Pantau - Kementerian Perindustrian (Kemenperin) mempercepat pemulihan 3.020 industri kecil menengah (IKM) yang terdampak bencana hidrometeorologi di Aceh, Sumatera Utara, dan Sumatera Barat melalui program Restart Industri Kecil (Restart IK) sebagai bagian dari rehabilitasi dan rekonstruksi pascabencana.
Program Restart IK Percepat Kebangkitan Industri Kecil
Menteri Perindustrian Agus Gumiwang Kartasasmita mengatakan percepatan pemulihan industri kecil menjadi bagian penting dalam upaya rehabilitasi dan rekonstruksi pascabencana.
"Kami telah menerbitkan Instruksi Menteri Perindustrian Nomor 1 Tahun 2026 tentang Pemulihan Industri Kecil Pascabencana di Provinsi Aceh, Sumatera Utara, dan Sumatera Barat."

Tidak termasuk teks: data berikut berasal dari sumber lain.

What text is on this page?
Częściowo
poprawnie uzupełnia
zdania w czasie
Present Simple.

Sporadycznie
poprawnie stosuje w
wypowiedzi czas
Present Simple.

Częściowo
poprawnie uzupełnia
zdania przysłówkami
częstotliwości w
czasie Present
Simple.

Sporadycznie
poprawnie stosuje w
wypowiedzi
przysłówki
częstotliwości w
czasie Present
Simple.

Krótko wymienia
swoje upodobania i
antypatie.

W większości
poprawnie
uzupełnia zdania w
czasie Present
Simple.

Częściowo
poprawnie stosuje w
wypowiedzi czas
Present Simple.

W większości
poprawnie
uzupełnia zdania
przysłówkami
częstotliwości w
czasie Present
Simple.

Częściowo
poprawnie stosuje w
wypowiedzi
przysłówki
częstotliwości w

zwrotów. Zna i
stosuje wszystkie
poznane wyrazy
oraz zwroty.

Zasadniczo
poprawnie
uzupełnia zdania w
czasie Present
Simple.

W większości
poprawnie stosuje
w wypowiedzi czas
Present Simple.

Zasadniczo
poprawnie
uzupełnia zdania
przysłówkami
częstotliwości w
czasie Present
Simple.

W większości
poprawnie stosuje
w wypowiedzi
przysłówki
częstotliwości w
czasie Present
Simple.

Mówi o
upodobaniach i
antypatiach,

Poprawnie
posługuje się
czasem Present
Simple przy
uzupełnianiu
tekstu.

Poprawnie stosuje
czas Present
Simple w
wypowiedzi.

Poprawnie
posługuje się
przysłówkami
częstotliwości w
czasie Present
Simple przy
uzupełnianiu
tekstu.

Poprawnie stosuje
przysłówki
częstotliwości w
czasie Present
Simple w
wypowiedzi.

"Instruksi tersebut menjadi pedoman bagi seluruh jajaran Kementerian Perindustrian untuk bergerak cepat mengupayakan pemulihan pelaku industri kecil yang terdampak sehingga dapat kembali menjalankan aktivitas usahanya," ungkap Agus.
Ia menjelaskan kebijakan tersebut merupakan tindak lanjut Keputusan Presiden Nomor 1 Tahun 2026 tentang Satuan Tugas Percepatan Rehabilitasi dan Rekonstruksi Pascabencana Alam di tiga provinsi tersebut.

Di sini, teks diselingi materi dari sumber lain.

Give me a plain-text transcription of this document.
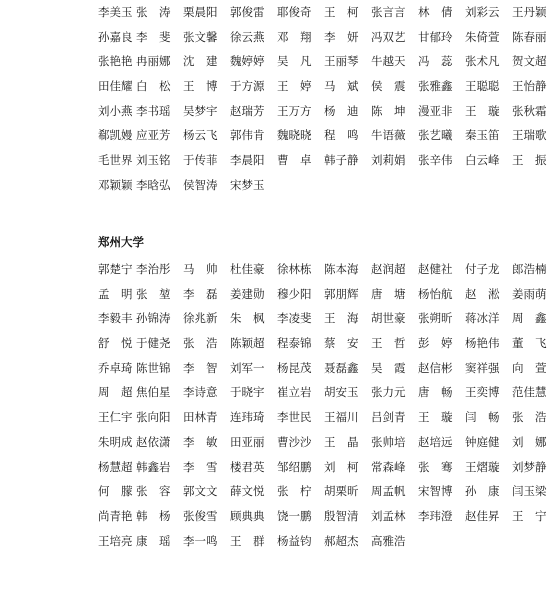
李美玉 张　涛	栗晨阳	郭俊雷	耶俊奇	王　柯	张言言	林　倩	刘彩云	王丹颖
孙嘉良 李　斐	张文馨	徐云燕	邓　翔	李　妍	冯双艺	甘郁玲	朱倚萱	陈春丽
张艳艳 冉丽娜	沈　建	魏婷婷	吴　凡	王丽琴	牛越天	冯　蕊	张术凡	贺文超
田佳耀 白　松	王　博	于方源	王　婷	马　斌	侯　震	张雅鑫	王聪聪	王怡静
刘小燕 李书瑶	吴梦宇	赵瑞芳	王万方	杨　迪	陈　坤	漫亚非	王　璇	张秋霜
郗凯嫚 应亚芳	杨云飞	郭伟肯	魏晓晓	程　鸣	牛语薇	张艺曦	秦玉笛	王瑞歌
毛世界 刘玉铭	于传菲	李晨阳	曹　卓	韩子静	刘莉娟	张辛伟	白云峰	王　振
邓颖颖 李晗弘	侯智涛	宋梦玉
郑州大学
郭楚宁 李治彤	马　帅	杜佳豪	徐林栋	陈本海	赵润超	赵健社	付子龙	郎浩楠
孟　明 张　堃	李　磊	姜建勋	穆少阳	郭朋辉	唐　塘	杨怡航	赵　淞	姜雨萌
李毅丰 孙锦涛	徐兆新	朱　枫	李凌斐	王　海	胡世豪	张朔昕	蒋冰洋	周　鑫
舒　悦 于健尧	张　浩	陈颖超	程泰锦	蔡　安	王　哲	彭　婷	杨艳伟	董　飞
乔卓琦 陈世锦	李　智	刘军一	杨昆茂	聂磊鑫	吴　霞	赵信彬	窦祥强	向　萱
周　超 焦伯星	李诗意	于晓宇	崔立岩	胡安玉	张力元	唐　畅	王奕博	范佳慧
王仁宇 张向阳	田林青	连玮琦	李世民	王福川	吕剑青	王　璇	闫　畅	张　浩
朱明成 赵依潇	李　敏	田亚丽	曹沙沙	王　晶	张帅培	赵培远	钟庭健	刘　娜
杨慧超 韩鑫岩	李　雪	楼君英	邹绍鹏	刘　柯	常森峰	张　骞	王熠璇	刘梦静
何　朦 张　容	郭文文	薛文悦	张　柠	胡栗昕	周孟帆	宋智博	孙　康	闫玉梁
尚青艳 韩　杨	张俊雪	顾典典	饶一鹏	殷智清	刘孟林	李玮澄	赵佳昇	王　宁
王培亮 康　瑶	李一鸣	王　群	杨益钧	郝超杰	高雅浩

Agus menegaskan sinergi pemerintah pusat dan daerah menjadi faktor penting agar bantuan yang diberikan tepat sasaran.
"Sinergi antara pemerintah pusat dan pemerintah daerah menjadi faktor yang sangat menentukan keberhasilan program ini."
"Pemerintah daerah merupakan pihak yang paling memahami kondisi pelaku industri kecil di wilayahnya sehingga kami mendorong penyampaian data yang akurat agar bantuan yang diberikan benar-benar efektif, tepat sasaran, dan sesuai kebutuhan di lapangan," ujarnya.
Ribuan IKM Akan Mendapat Bantuan dan Pendampingan
Berdasarkan pendataan hingga April 2026, sebanyak 3.020 IKM terdampak bencana tersebar di Aceh sebanyak 2.148 unit usaha, Sumatera Barat 649 unit usaha, dan Sumatera Utara 223 unit usaha.
Kemenperin menyiapkan bantuan mesin dan peralatan produksi, fasilitasi akses pembiayaan, perluasan akses pasar, sertifikasi produk, hingga pendampingan peningkatan mutu.
Program Restart IK dijalankan melalui pendekatan berbasis unit usaha dan berbasis Sentra IKM agar pelaku usaha yang terdampak dapat kembali berproduksi serta menggerakkan ekonomi daerah.
Direktur Jenderal Industri Kecil, Menengah, dan Aneka Kemenperin Reni Yanita mengatakan pelaku usaha juga akan memperoleh fasilitasi bahan baku, sertifikasi halal, desain kemasan, serta berbagai bentuk pendampingan sesuai kebutuhan.
Kemenperin saat ini juga mengajukan tambahan anggaran kepada Kementerian Keuangan agar seluruh program pemulihan dapat berjalan optimal hingga mendukung target rehabilitasi dan rekonstruksi pascabencana sampai 2028.